Capstone Projects

Topic Modeling and Feature Extraction of Medical School Admissions Essays

Program: Data Science Master's
Location: Minnesota (onsite)
Student: Jackie Dockendorf

A lot of structured and unstructured data is created throughout the different stages of the medical education continuum. Still, much of the unstructured data does not get used as frequently as structured data in research. Unstructured text data cannot be used in its raw format in most traditional statistical and machine learning analyses. Text must be transformed before it can be used for this purpose. A review of the literature found previous works that used higher education admissions essays for thematic, text mining, and computational linguistic analyses.
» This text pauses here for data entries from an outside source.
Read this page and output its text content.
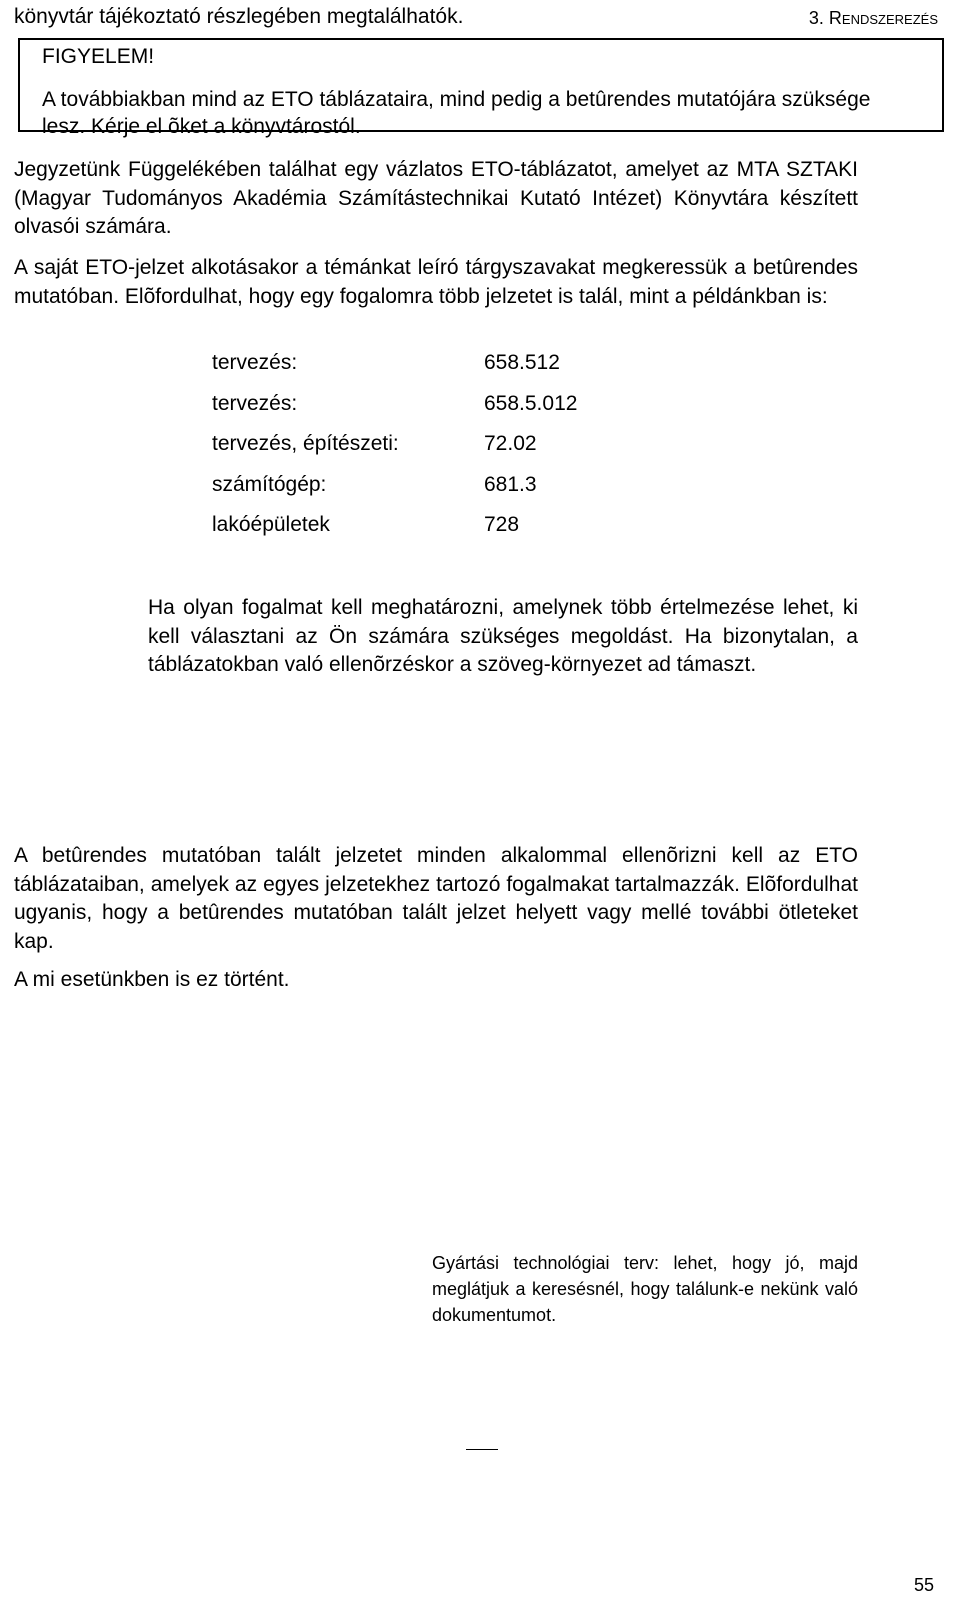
könyvtár tájékoztató részlegében megtalálhatók.	3. RENDSZEREZÉS
FIGYELEM!
A továbbiakban mind az ETO táblázataira, mind pedig a betûrendes mutatójára szüksége lesz. Kérje el õket a könyvtárostól.
Jegyzetünk Függelékében találhat egy vázlatos ETO-táblázatot, amelyet az MTA SZTAKI (Magyar Tudományos Akadémia Számítástechnikai Kutató Intézet) Könyvtára készített olvasói számára.
A saját ETO-jelzet alkotásakor a témánkat leíró tárgyszavakat megkeressük a betûrendes mutatóban. Elõfordulhat, hogy egy fogalomra több jelzetet is talál, mint a példánkban is:
tervezés:	658.512
tervezés:	658.5.012
tervezés, építészeti:	72.02
számítógép:	681.3
lakóépületek	728
Ha olyan fogalmat kell meghatározni, amelynek több értelmezése lehet, ki kell választani az Ön számára szükséges megoldást. Ha bizonytalan, a táblázatokban való ellenõrzéskor a szöveg-környezet ad támaszt.
A betûrendes mutatóban talált jelzetet minden alkalommal ellenõrizni kell az ETO táblázataiban, amelyek az egyes jelzetekhez tartozó fogalmakat tartalmazzák. Elõfordulhat ugyanis, hogy a betûrendes mutatóban talált jelzet helyett vagy mellé további ötleteket kap.
A mi esetünkben is ez történt.
Gyártási technológiai terv: lehet, hogy jó, majd meglátjuk a keresésnél, hogy találunk-e nekünk való dokumentumot.
55
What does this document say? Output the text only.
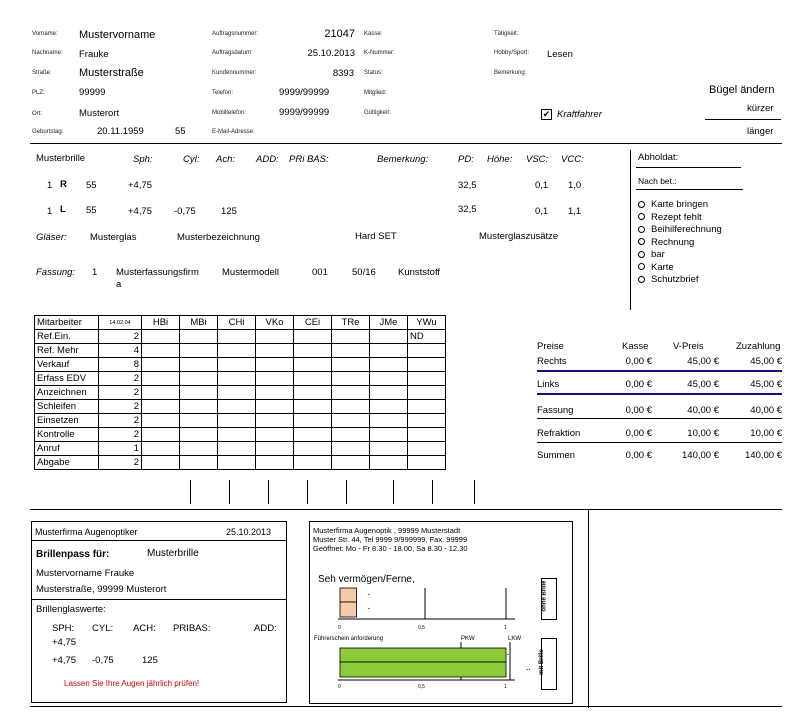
Vorname: Mustervorname
Nachname: Frauke
Straße: Musterstraße
PLZ:	99999
Ort:	Musterort
Geburtstag:	20.11.1959	55
Auftragsnummer:	21047
Auftragsdatum:	25.10.2013
Kundennummer:	8393
Telefon:	9999/99999
Mobiltelefon:	9999/99999
E-Mail-Adresse:
Kasse:
K-Nummer:
Status:
Mitglied:
Gültigkeit:
Tätigkeit:
Hobby/Sport: Lesen
Bemerkung:
✔ Kraftfahrer
Bügel ändern
kürzer
länger
Musterbrille	Sph:	Cyl: Ach: ADD: PRi BAS:	Bemerkung:	PD: Höhe: VSC: VCC:
1 R 55	+4,75	32,5	0,1 1,0
1 L 55	+4,75 -0,75	125	32,5	0,1 1,1
Gläser: Musterglas	Musterbezeichnung	Hard SET	Musterglaszusätze
Fassung: 1 Musterfassungsfirm
a
Mustermodell	001	50/16 Kunststoff
Abholdat:
Nach bet.:
Karte bringen
Rezept fehlt
Beihilferechnung
Rechnung
bar
Karte
Schutzbrief
Mitarbeiter	14.02.04	HBi	MBi	CHi	VKo	CEi	TRe	JMe	YWu
Ref.Ein.	2								ND
Ref. Mehr	4								
Verkauf	8								
Erfass EDV	2								
Anzeichnen	2								
Schleifen	2								
Einsetzen	2								
Kontrolle	2								
Anruf	1								
Abgabe	2								
Preise	Kasse	V-Preis	Zuzahlung
Rechts	0,00 €	45,00 €	45,00 €
Links	0,00 €	45,00 €	45,00 €
Fassung	0,00 €	40,00 €	40,00 €
Refraktion	0,00 €	10,00 €	10,00 €
Summen	0,00 €	140,00 €	140,00 €
Musterfirma Augenoptiker	25.10.2013
Brillenpass für:	Musterbrille
Mustervorname Frauke
Musterstraße, 99999 Musterort
Brillenglaswerte:
SPH: CYL: ACH: PRIBAS:	ADD:
+4,75
+4,75 -0,75	125
Lassen Sie Ihre Augen jährlich prüfen!
Musterfirma Augenoptik , 99999 Musterstadt
Muster Str. 44, Tel 9999 9/999999, Fax. 99999
Geöffnet: Mo - Fr 8.30 - 18.00, Sa 8.30 - 12.30
Seh vermögen/Ferne,
ohne Brille
Führerschein anforderung	PKW	LKW
mit Brille
0	0,5	1
0	0,5	1
·
·
·
··
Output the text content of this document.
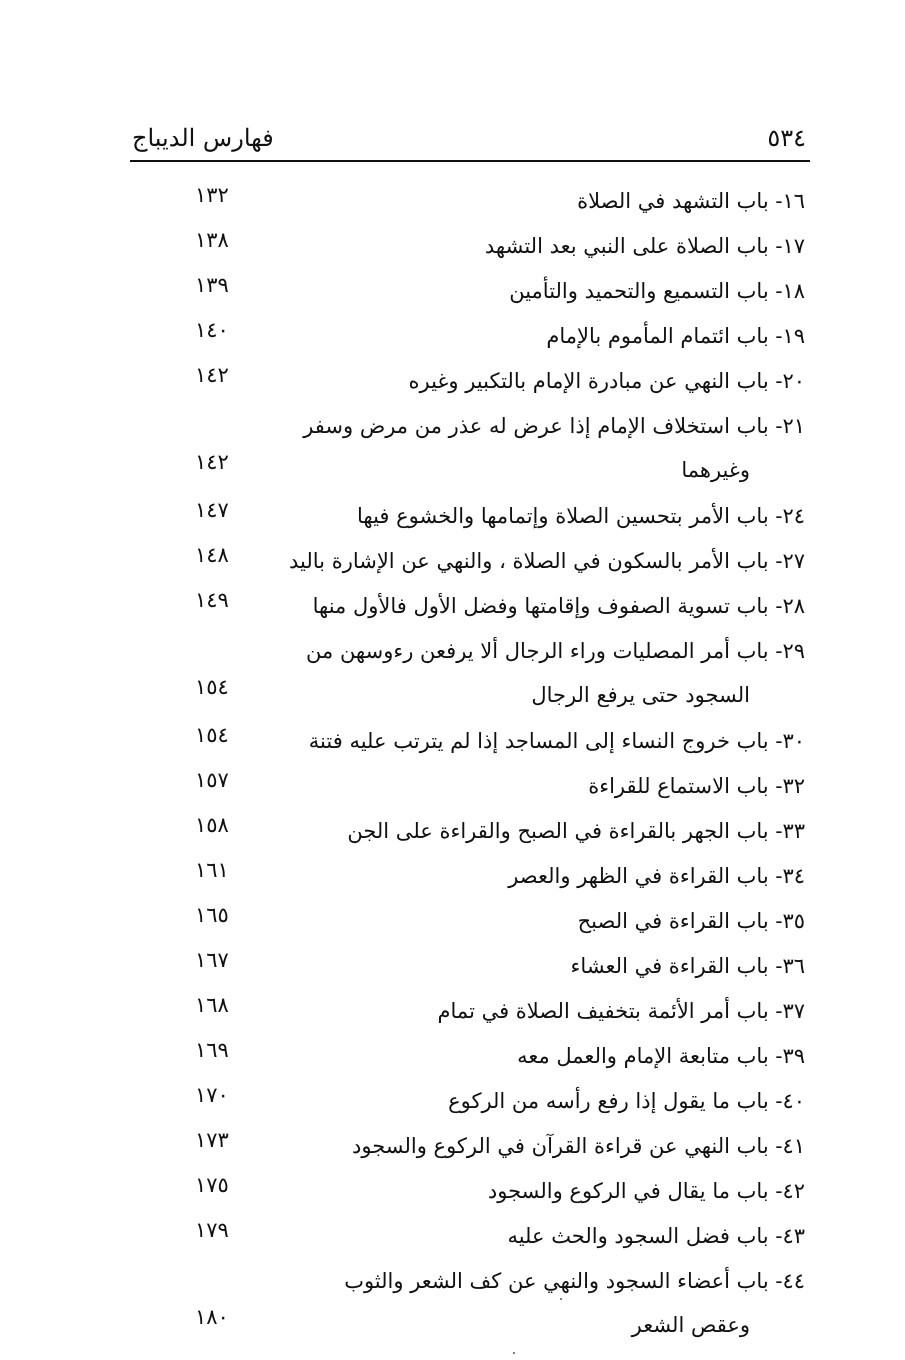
فهارس الديباج	٥٣٤
١٦- باب التشهد في الصلاة
١٣٢
١٧- باب الصلاة على النبي بعد التشهد
١٣٨
١٨- باب التسميع والتحميد والتأمين
١٣٩
١٩- باب ائتمام المأموم بالإمام
١٤٠
٢٠- باب النهي عن مبادرة الإمام بالتكبير وغيره
١٤٢
٢١- باب استخلاف الإمام إذا عرض له عذر من مرض وسفر
وغيرهما
١٤٢
٢٤- باب الأمر بتحسين الصلاة وإتمامها والخشوع فيها
١٤٧
٢٧- باب الأمر بالسكون في الصلاة ، والنهي عن الإشارة باليد
١٤٨
٢٨- باب تسوية الصفوف وإقامتها وفضل الأول فالأول منها
١٤٩
٢٩- باب أمر المصليات وراء الرجال ألا يرفعن رءوسهن من
السجود حتى يرفع الرجال
١٥٤
٣٠- باب خروج النساء إلى المساجد إذا لم يترتب عليه فتنة
١٥٤
٣٢- باب الاستماع للقراءة
١٥٧
٣٣- باب الجهر بالقراءة في الصبح والقراءة على الجن
١٥٨
٣٤- باب القراءة في الظهر والعصر
١٦١
٣٥- باب القراءة في الصبح
١٦٥
٣٦- باب القراءة في العشاء
١٦٧
٣٧- باب أمر الأئمة بتخفيف الصلاة في تمام
١٦٨
٣٩- باب متابعة الإمام والعمل معه
١٦٩
٤٠- باب ما يقول إذا رفع رأسه من الركوع
١٧٠
٤١- باب النهي عن قراءة القرآن في الركوع والسجود
١٧٣
٤٢- باب ما يقال في الركوع والسجود
١٧٥
٤٣- باب فضل السجود والحث عليه
١٧٩
٤٤- باب أعضاء السجود والنهي عن كف الشعر والثوب
وعقص الشعر
١٨٠
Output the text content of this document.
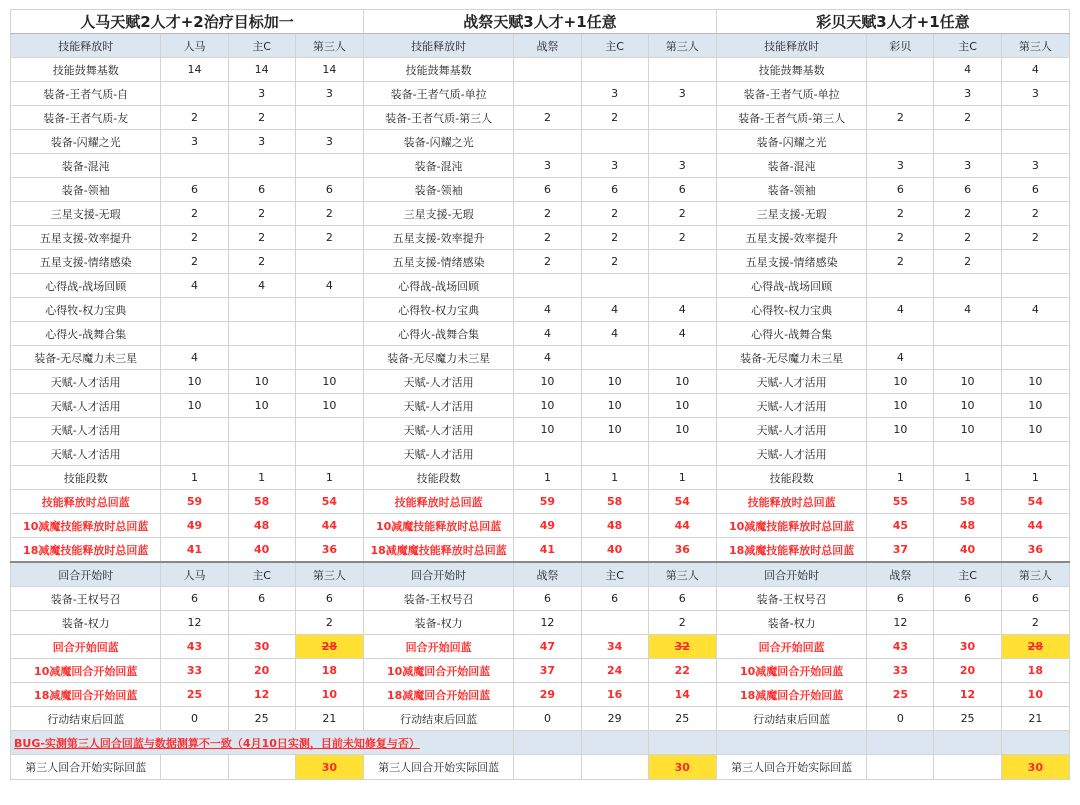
人马天赋2人才+2治疗目标加一				战祭天赋3人才+1任意				彩贝天赋3人才+1任意			
技能释放时	人马	主C	第三人	技能释放时	战祭	主C	第三人	技能释放时	彩贝	主C	第三人
技能鼓舞基数	14	14	14	技能鼓舞基数				技能鼓舞基数		4	4
装备-王者气质-自		3	3	装备-王者气质-单拉		3	3	装备-王者气质-单拉		3	3
装备-王者气质-友	2	2		装备-王者气质-第三人	2	2		装备-王者气质-第三人	2	2	
装备-闪耀之光	3	3	3	装备-闪耀之光				装备-闪耀之光			
装备-混沌				装备-混沌	3	3	3	装备-混沌	3	3	3
装备-领袖	6	6	6	装备-领袖	6	6	6	装备-领袖	6	6	6
三星支援-无瑕	2	2	2	三星支援-无瑕	2	2	2	三星支援-无瑕	2	2	2
五星支援-效率提升	2	2	2	五星支援-效率提升	2	2	2	五星支援-效率提升	2	2	2
五星支援-情绪感染	2	2		五星支援-情绪感染	2	2		五星支援-情绪感染	2	2	
心得战-战场回顾	4	4	4	心得战-战场回顾				心得战-战场回顾			
心得牧-权力宝典				心得牧-权力宝典	4	4	4	心得牧-权力宝典	4	4	4
心得火-战舞合集				心得火-战舞合集	4	4	4	心得火-战舞合集			
装备-无尽魔力未三星	4			装备-无尽魔力未三星	4			装备-无尽魔力未三星	4		
天赋-人才活用	10	10	10	天赋-人才活用	10	10	10	天赋-人才活用	10	10	10
天赋-人才活用	10	10	10	天赋-人才活用	10	10	10	天赋-人才活用	10	10	10
天赋-人才活用				天赋-人才活用	10	10	10	天赋-人才活用	10	10	10
天赋-人才活用				天赋-人才活用				天赋-人才活用			
技能段数	1	1	1	技能段数	1	1	1	技能段数	1	1	1
技能释放时总回蓝	59	58	54	技能释放时总回蓝	59	58	54	技能释放时总回蓝	55	58	54
10减魔技能释放时总回蓝	49	48	44	10减魔技能释放时总回蓝	49	48	44	10减魔技能释放时总回蓝	45	48	44
18减魔技能释放时总回蓝	41	40	36	18减魔魔技能释放时总回蓝	41	40	36	18减魔技能释放时总回蓝	37	40	36
回合开始时	人马	主C	第三人	回合开始时	战祭	主C	第三人	回合开始时	战祭	主C	第三人
装备-王权号召	6	6	6	装备-王权号召	6	6	6	装备-王权号召	6	6	6
装备-权力	12		2	装备-权力	12		2	装备-权力	12		2
回合开始回蓝	43	30	28	回合开始回蓝	47	34	32	回合开始回蓝	43	30	28
10减魔回合开始回蓝	33	20	18	10减魔回合开始回蓝	37	24	22	10减魔回合开始回蓝	33	20	18
18减魔回合开始回蓝	25	12	10	18减魔回合开始回蓝	29	16	14	18减魔回合开始回蓝	25	12	10
行动结束后回蓝	0	25	21	行动结束后回蓝	0	29	25	行动结束后回蓝	0	25	21
BUG-实测第三人回合回蓝与数据测算不一致（4月10日实测，目前未知修复与否）											
第三人回合开始实际回蓝			30	第三人回合开始实际回蓝			30	第三人回合开始实际回蓝			30
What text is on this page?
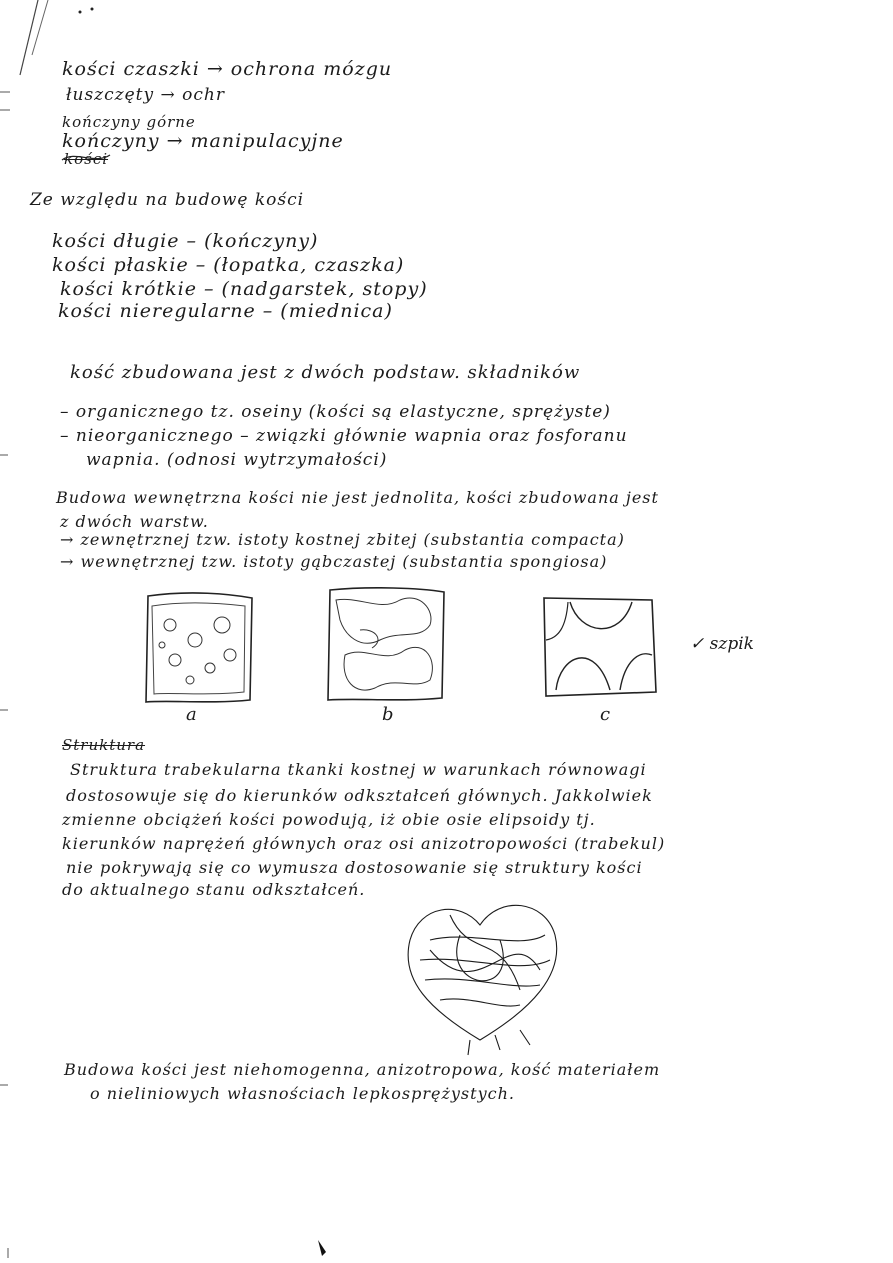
kości czaszki → ochrona mózgu
łuszczęty → ochr
kończyny górne
kończyny → manipulacyjne
kości
Ze względu na budowę kości
kości długie – (kończyny)
kości płaskie – (łopatka, czaszka)
kości krótkie – (nadgarstek, stopy)
kości nieregularne – (miednica)
kość zbudowana jest z dwóch podstaw. składników
– organicznego tz. oseiny (kości są elastyczne, sprężyste)
– nieorganicznego – związki głównie wapnia oraz fosforanu
wapnia. (odnosi wytrzymałości)
Budowa wewnętrzna kości nie jest jednolita, kości zbudowana jest
z dwóch warstw.
→ zewnętrznej tzw. istoty kostnej zbitej (substantia compacta)
→ wewnętrznej tzw. istoty gąbczastej (substantia spongiosa)
a	b	c
✓ szpik
Struktura
Struktura trabekularna tkanki kostnej w warunkach równowagi
dostosowuje się do kierunków odkształceń głównych. Jakkolwiek
zmienne obciążeń kości powodują, iż obie osie elipsoidy tj.
kierunków naprężeń głównych oraz osi anizotropowości (trabekul)
nie pokrywają się co wymusza dostosowanie się struktury kości
do aktualnego stanu odkształceń.
Budowa kości jest niehomogenna, anizotropowa, kość materiałem
o nieliniowych własnościach lepkosprężystych.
It also found works that used the output of similar analyses to predict different types of outcomes. This paper discusses how a set of features were extracted from 1361 medical school admissions personal statement essays. The purpose was to create something from otherwise unstructured text data that could be linked to student, clinical, and workforce outcomes. Methods used include natural language processing techniques and unsupervised machine learning based topic modeling methods, including Latent Dirichlet Allocation and Non-Negative Matrix Factorization. A topic model was created with interpretable topics, which gave insight into the contents of the personal statements. The model was applied to the dataset of essays to create a feature vector that was exported. The results of the analysis have the potential to be used as input in other studies, and the methods used could be replicated for similar unstructured text data.